Несмотря на то что Сергей Юльевич Витте был весьма публичным человеком, личностью «на виду», справка по нему шла трудно: Лавров не желал, чтобы она хоть в малой мере походила на подборку компрометирующих материалов. Но изрядного количества чернухи избежать, при всем желании, не удавалось: Витте сам давал к этому повод.

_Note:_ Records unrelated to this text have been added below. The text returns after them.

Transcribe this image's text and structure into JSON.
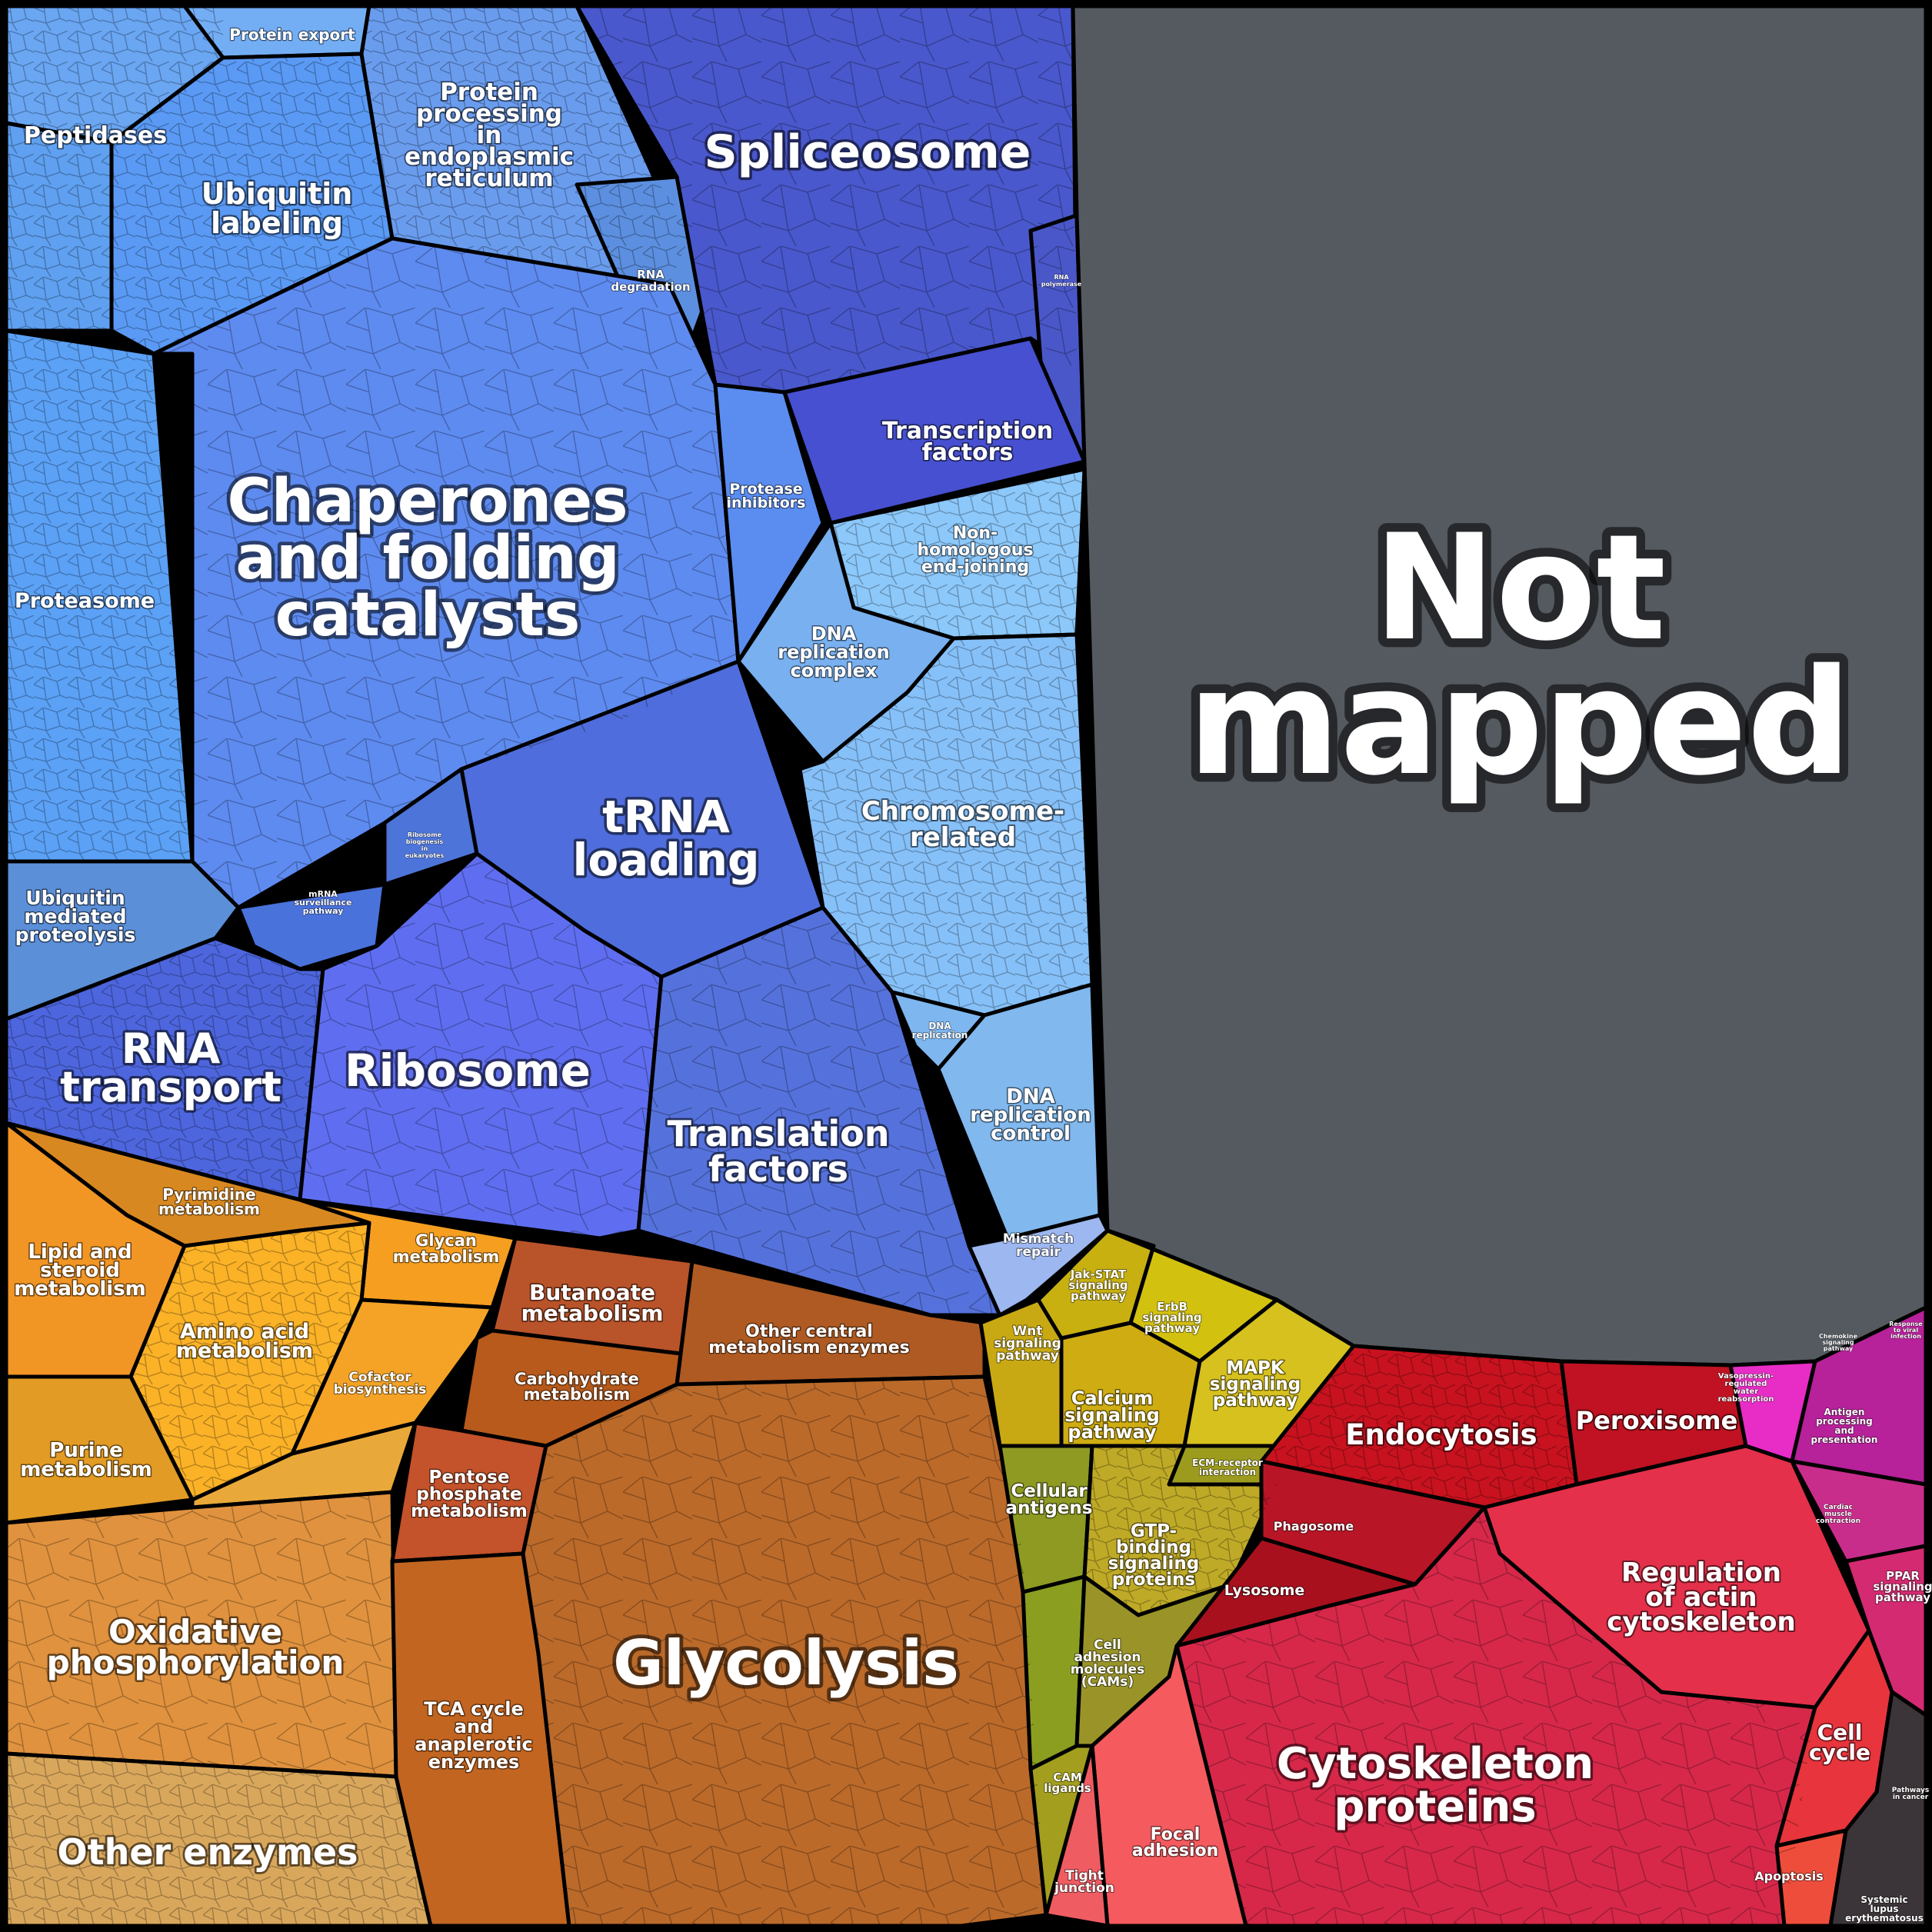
{
  "colors": {
    "blue": "#5b86ee",
    "indigo": "#4a56cf",
    "lightblue": "#88bdf4",
    "orange": "#e99a2e",
    "brown": "#b86626",
    "yellow": "#c9b413",
    "olive": "#9a9a2a",
    "red": "#d6203e",
    "magenta": "#c7239f",
    "gray": "#545a5f"
  },
  "labels": {
    "protein_export": "Protein export",
    "peptidases": "Peptidases",
    "ubiquitin_labeling": [
      "Ubiquitin",
      "labeling"
    ],
    "protein_processing_er": [
      "Protein",
      "processing",
      "in",
      "endoplasmic",
      "reticulum"
    ],
    "spliceosome": "Spliceosome",
    "rna_degradation": [
      "RNA",
      "degradation"
    ],
    "rna_polymerase": [
      "RNA",
      "polymerase"
    ],
    "transcription_factors": [
      "Transcription",
      "factors"
    ],
    "protease_inhibitors": [
      "Protease",
      "inhibitors"
    ],
    "chaperones": [
      "Chaperones",
      "and folding",
      "catalysts"
    ],
    "proteasome": "Proteasome",
    "non_homologous": [
      "Non-",
      "homologous",
      "end-joining"
    ],
    "dna_replication_complex": [
      "DNA",
      "replication",
      "complex"
    ],
    "trna_loading": [
      "tRNA",
      "loading"
    ],
    "ribosome_biogenesis": [
      "Ribosome",
      "biogenesis",
      "in",
      "eukaryotes"
    ],
    "chromosome_related": [
      "Chromosome-",
      "related"
    ],
    "ubiquitin_mediated": [
      "Ubiquitin",
      "mediated",
      "proteolysis"
    ],
    "mrna_surveillance": [
      "mRNA",
      "surveillance",
      "pathway"
    ],
    "rna_transport": [
      "RNA",
      "transport"
    ],
    "ribosome": "Ribosome",
    "dna_replication": [
      "DNA",
      "replication"
    ],
    "dna_replication_control": [
      "DNA",
      "replication",
      "control"
    ],
    "translation_factors": [
      "Translation",
      "factors"
    ],
    "mismatch_repair": [
      "Mismatch",
      "repair"
    ],
    "not_mapped": [
      "Not",
      "mapped"
    ],
    "pyrimidine": [
      "Pyrimidine",
      "metabolism"
    ],
    "lipid_steroid": [
      "Lipid and",
      "steroid",
      "metabolism"
    ],
    "glycan": [
      "Glycan",
      "metabolism"
    ],
    "amino_acid": [
      "Amino acid",
      "metabolism"
    ],
    "cofactor": [
      "Cofactor",
      "biosynthesis"
    ],
    "butanoate": [
      "Butanoate",
      "metabolism"
    ],
    "other_central": [
      "Other central",
      "metabolism enzymes"
    ],
    "carbohydrate": [
      "Carbohydrate",
      "metabolism"
    ],
    "purine": [
      "Purine",
      "metabolism"
    ],
    "pentose": [
      "Pentose",
      "phosphate",
      "metabolism"
    ],
    "oxidative": [
      "Oxidative",
      "phosphorylation"
    ],
    "tca": [
      "TCA cycle",
      "and",
      "anaplerotic",
      "enzymes"
    ],
    "glycolysis": "Glycolysis",
    "other_enzymes": "Other enzymes",
    "jak_stat": [
      "Jak-STAT",
      "signaling",
      "pathway"
    ],
    "erbb": [
      "ErbB",
      "signaling",
      "pathway"
    ],
    "wnt": [
      "Wnt",
      "signaling",
      "pathway"
    ],
    "mapk": [
      "MAPK",
      "signaling",
      "pathway"
    ],
    "calcium": [
      "Calcium",
      "signaling",
      "pathway"
    ],
    "ecm_receptor": [
      "ECM-receptor",
      "interaction"
    ],
    "cellular_antigens": [
      "Cellular",
      "antigens"
    ],
    "gtp_binding": [
      "GTP-",
      "binding",
      "signaling",
      "proteins"
    ],
    "cams": [
      "Cell",
      "adhesion",
      "molecules",
      "(CAMs)"
    ],
    "cam_ligands": [
      "CAM",
      "ligands"
    ],
    "endocytosis": "Endocytosis",
    "peroxisome": "Peroxisome",
    "phagosome": "Phagosome",
    "lysosome": "Lysosome",
    "regulation_actin": [
      "Regulation",
      "of actin",
      "cytoskeleton"
    ],
    "cytoskeleton": [
      "Cytoskeleton",
      "proteins"
    ],
    "focal_adhesion": [
      "Focal",
      "adhesion"
    ],
    "tight_junction": [
      "Tight",
      "junction"
    ],
    "vasopressin": [
      "Vasopressin-",
      "regulated",
      "water",
      "reabsorption"
    ],
    "chemokine": [
      "Chemokine",
      "signaling",
      "pathway"
    ],
    "response_viral": [
      "Response",
      "to viral",
      "infection"
    ],
    "antigen_processing": [
      "Antigen",
      "processing",
      "and",
      "presentation"
    ],
    "cardiac_muscle": [
      "Cardiac",
      "muscle",
      "contraction"
    ],
    "ppar": [
      "PPAR",
      "signaling",
      "pathway"
    ],
    "cell_cycle": [
      "Cell",
      "cycle"
    ],
    "apoptosis": "Apoptosis",
    "pathways_cancer": [
      "Pathways",
      "in cancer"
    ],
    "sle": [
      "Systemic",
      "lupus",
      "erythematosus"
    ]
  }
}
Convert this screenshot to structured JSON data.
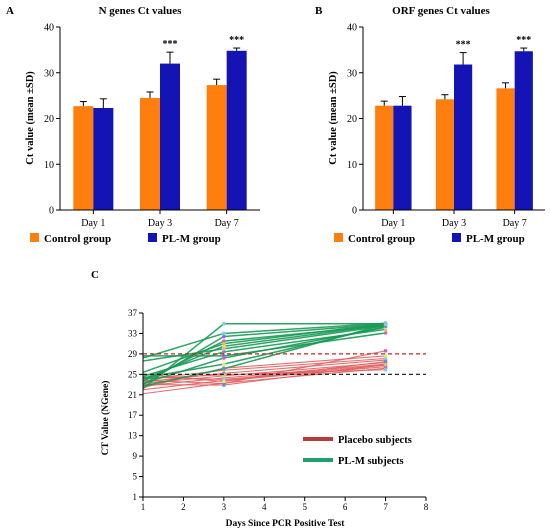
{
  "figure": {
    "panel_labels": [
      "A",
      "B",
      "C"
    ]
  },
  "colors": {
    "control": "#ff7f0e",
    "plm": "#1414b4",
    "placebo_line": "#e06060",
    "plm_line": "#1a9a55",
    "placebo_legend": "#b93a3a",
    "plm_legend": "#22a06b",
    "ref_red": "#cc2222",
    "ref_black": "#111111"
  },
  "chart_data": [
    {
      "panel": "A",
      "type": "bar",
      "title": "N genes Ct values",
      "ylabel": "Ct value (mean ±SD)",
      "ylim": [
        0,
        40
      ],
      "yticks": [
        "0",
        "10",
        "20",
        "30",
        "40"
      ],
      "categories": [
        "Day 1",
        "Day 3",
        "Day 7"
      ],
      "series": [
        {
          "name": "Control group",
          "values": [
            22.7,
            24.5,
            27.3
          ],
          "sd": [
            1.0,
            1.3,
            1.3
          ]
        },
        {
          "name": "PL-M group",
          "values": [
            22.3,
            32.0,
            34.8
          ],
          "sd": [
            2.0,
            2.5,
            0.6
          ]
        }
      ],
      "annotations": [
        "",
        "***",
        "***"
      ],
      "legend": "bottom"
    },
    {
      "panel": "B",
      "type": "bar",
      "title": "ORF genes Ct values",
      "ylabel": "Ct value (mean ±SD)",
      "ylim": [
        0,
        40
      ],
      "yticks": [
        "0",
        "10",
        "20",
        "30",
        "40"
      ],
      "categories": [
        "Day 1",
        "Day 3",
        "Day 7"
      ],
      "series": [
        {
          "name": "Control group",
          "values": [
            22.8,
            24.2,
            26.6
          ],
          "sd": [
            1.0,
            1.0,
            1.2
          ]
        },
        {
          "name": "PL-M group",
          "values": [
            22.8,
            31.8,
            34.7
          ],
          "sd": [
            2.0,
            2.6,
            0.7
          ]
        }
      ],
      "annotations": [
        "",
        "***",
        "***"
      ],
      "legend": "bottom"
    },
    {
      "panel": "C",
      "type": "line",
      "xlabel": "Days Since PCR Positive Test",
      "ylabel": "CT Value (NGene)",
      "xlim": [
        1,
        8
      ],
      "ylim": [
        1,
        37
      ],
      "xticks": [
        "1",
        "2",
        "3",
        "4",
        "5",
        "6",
        "7",
        "8"
      ],
      "yticks": [
        "1",
        "5",
        "9",
        "13",
        "17",
        "21",
        "25",
        "29",
        "33",
        "37"
      ],
      "x": [
        1,
        3,
        7
      ],
      "reference_lines": [
        {
          "y": 29,
          "color": "red",
          "style": "dashed"
        },
        {
          "y": 25,
          "color": "black",
          "style": "dashed"
        }
      ],
      "legend": "right",
      "series": [
        {
          "name": "Placebo subjects",
          "lines": [
            [
              21.2,
              23.3,
              26.2
            ],
            [
              22.0,
              23.8,
              26.5
            ],
            [
              22.7,
              24.3,
              27.0
            ],
            [
              23.2,
              24.7,
              27.3
            ],
            [
              23.5,
              25.2,
              27.8
            ],
            [
              24.0,
              25.8,
              28.1
            ],
            [
              24.5,
              24.0,
              26.8
            ],
            [
              23.8,
              23.2,
              29.6
            ],
            [
              22.4,
              26.2,
              28.6
            ],
            [
              25.0,
              23.6,
              27.5
            ],
            [
              23.0,
              22.9,
              26.9
            ],
            [
              24.2,
              24.9,
              25.9
            ]
          ]
        },
        {
          "name": "PL-M subjects",
          "lines": [
            [
              22.2,
              34.9,
              34.9
            ],
            [
              23.0,
              32.4,
              34.8
            ],
            [
              23.6,
              31.5,
              34.6
            ],
            [
              24.0,
              30.5,
              34.7
            ],
            [
              24.6,
              29.4,
              33.8
            ],
            [
              27.6,
              30.0,
              34.5
            ],
            [
              28.2,
              33.0,
              35.0
            ],
            [
              28.6,
              28.6,
              33.1
            ],
            [
              23.2,
              28.2,
              34.2
            ],
            [
              24.3,
              27.0,
              34.4
            ],
            [
              22.7,
              26.1,
              34.8
            ],
            [
              25.4,
              31.0,
              34.9
            ]
          ]
        }
      ]
    }
  ]
}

Просматривая черновики докладов и донесений своих сотрудников, Лавров не уставал поражаться явной двойственности отношения экс-министра финансов к императору. Вот взять, к примеру, династический кризис
[147] 1900 года, когда Николай II, отдыхая в Ливадии, подхватил тяжелую форму брюшного тифа. Ведь именно тогда Витте, еще будучи всесильным и авторитетным министром финансов империи, первым забил тревогу, усомнившись в «легкомысленных» диагнозах престарелого лейб-хирурга Гирша и осторожных предположениях других придворных медиков. Со свойственной ему прямотой Витте заявил императрице-матери, что старый хирург Гирш, если когда-нибудь что и знал, то по дряхлости лет все перезабыл. Именно по настоянию Витте из Петербурга был вызван профессор Попов, всенародно высмеявший и «легкое расстройство пищеварения», и «инфлуэнцу» и поставивший верный диагноз.
В то время Витте, повторимся, был, что называется, на коне – что не помешало ему вести закулисные переговоры о престолонаследии с великим князем Михаилом, младшим братом Николая. Примерно в то же время директор Департамента полиции Лопухин зафиксировал в своем дневнике страшные по сути откровения Витте.
Неизвестно, как именно отреагировал Лопухин на сетования Витте на «террористов-неумёх», которые могли бы «помочь» отчизне в вопросе устранения Николая – однако дневник с этой записью две недели пролежал открытым на рабочем столе осторожного директора департамента, и все его порученцы имели возможность ознакомиться с каверзой. По идее, Лопухин имел все основания возбудить тогда по меньшей мере наблюдательное производство – однако не сделал и этого. Может, ждал официального доноса – кто знает…
За годы своего пребывания на посту директора Департамента полиции Лопухин имел возможность заглянуть в самые сокровенные лабиринты той «кухни» взаимных интриг и подсиживаний вблизи от вершин власти. И знал, что во время ведущейся «наверху» ожесточенной борьбы люди способны не останавливаться буквально ни перед чем. Это было не простой догадкой, не предположением. Лопухин, видимо, имел факты, которые подтверждали это. Если принять за веру дневники Лопухина, именно председатель Комитета Министров империи, С. Ю. Витте, обращался к нему с предложением, в возможность которого Лопухин – так было сказано в дневнике – никогда не поверил бы, если не слышал бы его непосредственно из уст самого вельможи.
Только что потерпевший жестокое поражение в борьбе против министра внутренних дел В. К. Плеве, до предела раздраженный «предательством» императора, который нарушил все прежние обещания, Витте якобы пытался склонить Лопухина к «смене» Николая на великого князя Михаила, на которого имел огромное влияние. В интимной беседе с глазу нa глаз он достаточно прозрачно намекнул на… цареубийство, которое можно было бы организовать через агентуру, внедренную охранкой в множество революционных ячеек.
Некоторые обстоятельства давали великому реформатору основания полагать, что Лопухин будет на его стороне.